Dave Gallagher

Personal information
- Full name: David Gallagher
- Born: 21 April 1966 (age 59) Armidale, New South Wales, Australia

Playing information
- Position: Second-row
Club
| Years | Team | Pld | T | G | FG | P |
| 1988–91 | Western Suburbs | 51 | 4 | 0 | 0 | 16 |
| 1990–91 | Rochdale Hornets | 5 | 1 | 0 | 0 | 4 |
| 1989–93 | Illawarra Steelers | 13 | 0 | 0 | 0 | 0 |
|  | Total | 69 | 5 | 0 | 0 | 20 |
- Source: As of 28 December 2022

= Dave Gallagher (rugby league) =

Australian rugby league footballer

Dave Gallagher is an Australian former professional rugby league footballer who played in the 1980s and 1990s.

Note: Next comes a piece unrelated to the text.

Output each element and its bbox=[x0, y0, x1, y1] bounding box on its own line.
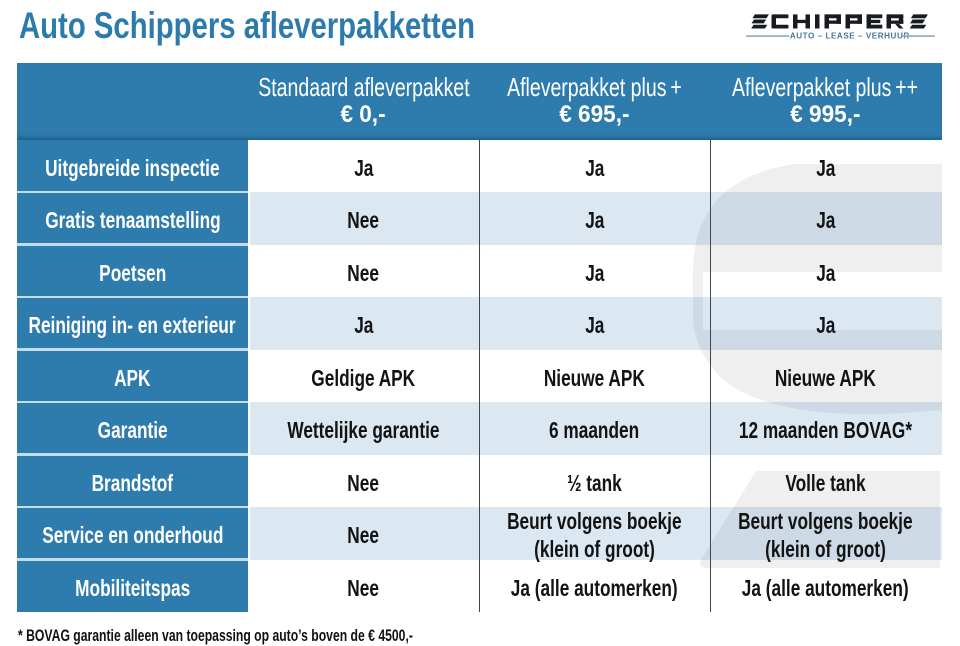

He played for Western Suburbs and the Illawarra Steelers in the NSWRL competition. Gallagher also played for Rochdale in England and Redcliffe in the Brisbane Rugby League premiership.

==Playing career==
Gallagher began his professional rugby league career with Redcliffe in the Brisbane Rugby League premiership. Gallagher then signed with Western Suburbs in the NSWRL and played 51 games for the club over four years. During the 1990 NSWRL off-season, Gallagher played for Rochdale in England. In 1992, he joined Illawarra and played 13 games but missed out on the clubs first ever finals campaign.